Unicef’s nutrition specialist, Ada Ezeogu, suggested some solutions to child malnutrition.

She urged mothers to  pay adequate attention to the feeding of their babies, especially within the first two years of birth as children from 0-2 years are still undergoing a critical stage of growth and development that requires proper nutrition.

To be able to procure nutritious foods for their children, she urged mothers to make juice drinks from water melon, oranges, pineapples, apples etc for the children instead of giving them palp (ogi) consistently.

She also advised them to embark on exclusive breastfeeding of their babies within 30 minutes after birth to six months after which they could begin to feed them with meat, fish, eggs, nuts, legumes, fruits, milk and vegetables.

Ezeogu also called on government at all levels to include malnutrition intervention into all developmental programmes.

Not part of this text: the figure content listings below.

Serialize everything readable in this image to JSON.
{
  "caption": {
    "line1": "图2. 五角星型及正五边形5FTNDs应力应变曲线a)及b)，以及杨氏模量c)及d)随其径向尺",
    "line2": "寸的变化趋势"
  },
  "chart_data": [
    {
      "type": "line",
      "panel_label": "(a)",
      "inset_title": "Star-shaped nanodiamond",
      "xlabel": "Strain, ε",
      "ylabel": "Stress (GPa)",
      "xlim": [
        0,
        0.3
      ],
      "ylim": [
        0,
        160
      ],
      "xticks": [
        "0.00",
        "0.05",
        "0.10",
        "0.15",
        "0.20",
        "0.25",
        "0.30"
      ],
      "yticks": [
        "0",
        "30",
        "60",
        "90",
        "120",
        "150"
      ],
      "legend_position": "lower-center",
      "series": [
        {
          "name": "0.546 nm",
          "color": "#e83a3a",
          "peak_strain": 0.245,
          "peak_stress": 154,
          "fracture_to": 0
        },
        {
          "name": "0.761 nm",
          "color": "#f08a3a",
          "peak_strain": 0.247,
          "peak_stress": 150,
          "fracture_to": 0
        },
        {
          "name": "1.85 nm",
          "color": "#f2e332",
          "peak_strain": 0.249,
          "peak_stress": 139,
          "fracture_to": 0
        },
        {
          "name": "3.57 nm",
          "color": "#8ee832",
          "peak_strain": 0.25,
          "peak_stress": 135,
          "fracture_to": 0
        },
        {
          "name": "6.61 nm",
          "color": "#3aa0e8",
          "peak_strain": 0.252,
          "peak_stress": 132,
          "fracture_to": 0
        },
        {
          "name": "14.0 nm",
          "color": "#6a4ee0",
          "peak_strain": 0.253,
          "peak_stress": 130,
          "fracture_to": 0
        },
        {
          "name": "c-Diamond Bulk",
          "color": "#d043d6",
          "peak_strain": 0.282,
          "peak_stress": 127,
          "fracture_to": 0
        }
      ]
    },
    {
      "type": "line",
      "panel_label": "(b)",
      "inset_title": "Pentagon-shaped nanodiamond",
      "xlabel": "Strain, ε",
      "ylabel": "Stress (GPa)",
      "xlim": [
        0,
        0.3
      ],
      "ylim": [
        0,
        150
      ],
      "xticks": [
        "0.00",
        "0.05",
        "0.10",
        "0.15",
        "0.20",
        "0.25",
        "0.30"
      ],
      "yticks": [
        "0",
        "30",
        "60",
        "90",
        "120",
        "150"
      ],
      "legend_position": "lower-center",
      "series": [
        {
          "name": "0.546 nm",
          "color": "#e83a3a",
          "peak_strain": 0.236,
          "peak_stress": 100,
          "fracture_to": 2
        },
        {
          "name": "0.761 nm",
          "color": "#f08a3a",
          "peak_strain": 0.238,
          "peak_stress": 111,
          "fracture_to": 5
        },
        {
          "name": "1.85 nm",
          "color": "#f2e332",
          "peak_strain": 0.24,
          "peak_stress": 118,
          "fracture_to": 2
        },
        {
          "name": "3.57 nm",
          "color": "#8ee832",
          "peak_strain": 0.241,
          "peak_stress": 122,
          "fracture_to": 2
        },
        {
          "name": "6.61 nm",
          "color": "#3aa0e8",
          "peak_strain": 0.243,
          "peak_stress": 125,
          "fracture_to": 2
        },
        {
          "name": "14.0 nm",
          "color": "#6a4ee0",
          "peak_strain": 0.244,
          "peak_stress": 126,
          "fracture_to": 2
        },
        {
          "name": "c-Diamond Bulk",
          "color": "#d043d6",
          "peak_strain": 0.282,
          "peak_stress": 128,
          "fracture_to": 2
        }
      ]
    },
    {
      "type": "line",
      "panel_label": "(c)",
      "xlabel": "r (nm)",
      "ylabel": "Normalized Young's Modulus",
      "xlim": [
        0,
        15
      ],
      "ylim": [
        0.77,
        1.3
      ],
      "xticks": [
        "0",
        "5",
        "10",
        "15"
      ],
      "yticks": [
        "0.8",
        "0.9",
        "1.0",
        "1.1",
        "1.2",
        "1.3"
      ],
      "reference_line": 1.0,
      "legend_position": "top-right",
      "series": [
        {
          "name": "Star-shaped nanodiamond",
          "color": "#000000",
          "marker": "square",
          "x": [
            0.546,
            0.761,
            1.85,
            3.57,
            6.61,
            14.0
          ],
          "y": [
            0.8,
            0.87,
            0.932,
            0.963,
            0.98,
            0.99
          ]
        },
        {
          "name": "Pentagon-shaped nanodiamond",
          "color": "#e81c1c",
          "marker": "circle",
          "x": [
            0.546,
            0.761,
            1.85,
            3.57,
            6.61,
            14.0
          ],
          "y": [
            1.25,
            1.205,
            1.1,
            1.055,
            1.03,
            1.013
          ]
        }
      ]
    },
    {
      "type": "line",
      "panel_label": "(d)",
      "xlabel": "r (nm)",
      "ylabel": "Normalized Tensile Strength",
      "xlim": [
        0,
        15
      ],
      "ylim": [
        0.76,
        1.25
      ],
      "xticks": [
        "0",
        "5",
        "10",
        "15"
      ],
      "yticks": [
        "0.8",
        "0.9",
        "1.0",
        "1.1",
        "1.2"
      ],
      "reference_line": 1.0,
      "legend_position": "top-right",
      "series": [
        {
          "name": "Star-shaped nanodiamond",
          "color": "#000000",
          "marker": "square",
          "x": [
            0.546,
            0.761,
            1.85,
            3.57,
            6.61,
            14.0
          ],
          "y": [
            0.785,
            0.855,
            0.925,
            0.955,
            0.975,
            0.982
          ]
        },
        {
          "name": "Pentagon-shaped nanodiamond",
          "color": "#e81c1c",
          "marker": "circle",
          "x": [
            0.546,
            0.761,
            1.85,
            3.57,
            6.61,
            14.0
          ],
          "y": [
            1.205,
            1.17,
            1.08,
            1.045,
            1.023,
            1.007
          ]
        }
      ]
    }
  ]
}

“Health budgets have to cover children diets to ameliorate child malnutrition challenges. Budget rights for children is imperative to guarantee proper child nutrition,” she stressed.

Mrs Funmi Shittu, a nutritionist at Ladoke Akintola University of Technology (LAUTECH) Teaching Hospital, Osogbo, said: “In the face of the abject poverty in the land which is majorly responsible for child malnutrition in many homes, parents should avoid giving birth to  many children to make feeding easy for them.

If you have one or two, you will be able to feed them well and there wont be a case of malnutrition.”

A dietician at the hospital, Mrs Adenike Akinyemi, attributed child malnutrition to multiple children such as twins, triplets quadruplets, especially in a poor family that may not be able to give them proper diet.

She said until governments introduced interventions through relief materials for the less privileged, the child malnutrition awareness they embark upon would not make any meaning.

She, however, urged mothers to give proper attention to their children through exclusive breastfeeding.

“Exclusive breastfeeding is the ultimate because it begins 30 minutes

after birth till six months. After this period, he or she would be

able to eat a bit of solid foods like amala, yam, fish, rice, beans,

fruits etc and may not be affected by malnutrition,” she said.